There was an issue about such practices in England recently. I fear that something similar could happen here.

The Deputy Chairperson:

David, thank you very much. Politicians are always advised not to answer hypothetical questions, but you have been faced with a few of them this morning. Although we are advised not to answer them, sometimes that does not stop us from asking them.
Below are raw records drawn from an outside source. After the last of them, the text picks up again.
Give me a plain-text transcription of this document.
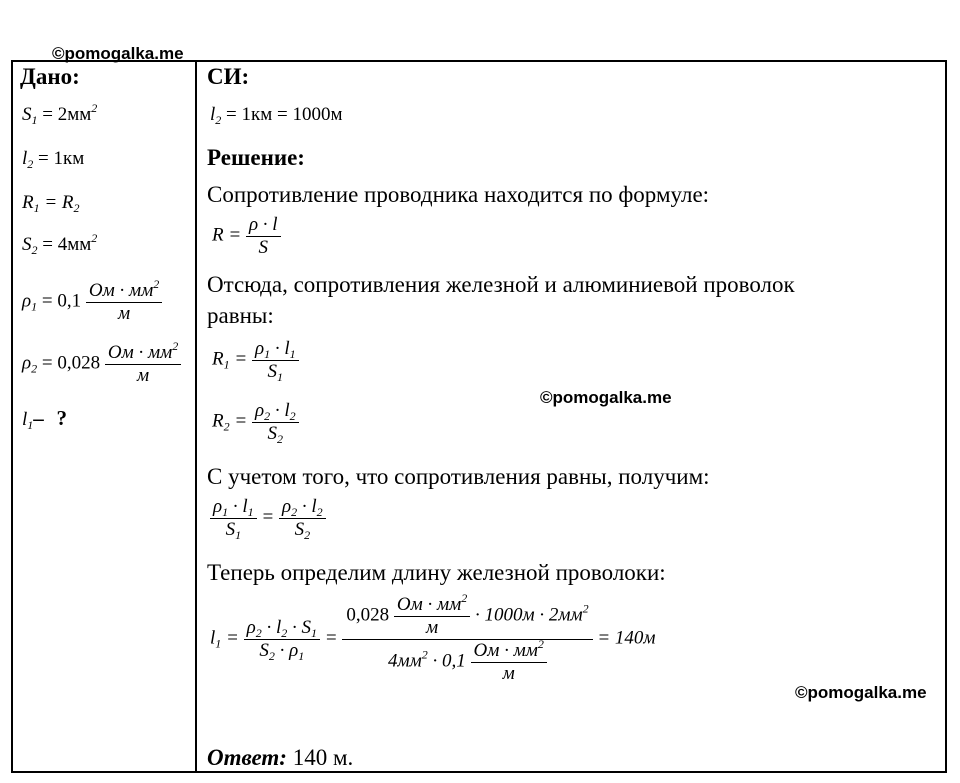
©pomogalka.me
©pomogalka.me
©pomogalka.me
Дано:
$S_1 = 2мм^2$
$l_2 = 1км$
$R_1 = R_2$
$S_2 = 4мм^2$
$\rho_1 = 0,1 \frac{Ом \cdot мм^2}{м}$
$\rho_2 = 0,028 \frac{Ом \cdot мм^2}{м}$
$l_1-$ ?
СИ:
$l_2 = 1км = 1000м$
Решение:
Сопротивление проводника находится по формуле:
$R = \frac{\rho \cdot l}{S}$
Отсюда, сопротивления железной и алюминиевой проволок
равны:
$R_1 = \frac{\rho_1 \cdot l_1}{S_1}$
$R_2 = \frac{\rho_2 \cdot l_2}{S_2}$
С учетом того, что сопротивления равны, получим:
$\frac{\rho_1 \cdot l_1}{S_1} = \frac{\rho_2 \cdot l_2}{S_2}$
Теперь определим длину железной проволоки:
$l_1 = \frac{\rho_2 \cdot l_2 \cdot S_1}{S_2 \cdot \rho_1} = \frac{0,028 \frac{Ом \cdot мм^2}{м} \cdot 1000м \cdot 2мм^2}{4мм^2 \cdot 0,1 \frac{Ом \cdot мм^2}{м}} = 140м$
Ответ: 140 м.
Philip said that, although Workplace 2010 is a significant contract, it would not be a hugely significant contract to Trillium, given its overall size and scale. I am speculating, but is there any evidence that Workplace 2010 is having an influence on the bidding for Trillium, given the involvement of other companies? We are concentrating on two firms — one that is being bought, and another that is a potential buyer. We sometimes forget that two other firms are involved. If one of those firms obtains Trillium, there is no issue. However, will Workplace 2010 stimulate interest and make Trillium an attractive option? That may be far too hypothetical.

Mr P Irwin:

I would be speculating on the views of other commercial organisations and how they look at a business. Nevertheless, speculation in the press or any discussion about the sale of Trillium does not feature Workplace 2010 at all. The sale of Trillium is a big deal, and it is of interest to the financial world, but Workplace 2010 is just another contract on which the company is bidding. It is significant to us, and it is an important contract, but given the scale of the deal that is being talked about, Workplace 2010 does not feature particularly highly.

The Deputy Chairperson:

Members have raised some concerns about the competitiveness of our side of the deal. Are we aware of how competitive the bidding is for Trillium with Goldman Sachs, Charterhouse Capital Partners or the William Pears Group?

Mr Orr:

We are aware only from what we read in the press. I can repeat that speculation if you wish. Concern has been expressed that Land Securities will not receive bids at the level for which it is hoping. That is pure speculation, however, and I have no inside knowledge whatsoever of those commercial aspects.

The Deputy Chairperson:

Thank you very much for your presentation and your evidence. I will now draw this section of proceedings to a close. The Committee may submit further questions to you for a written response.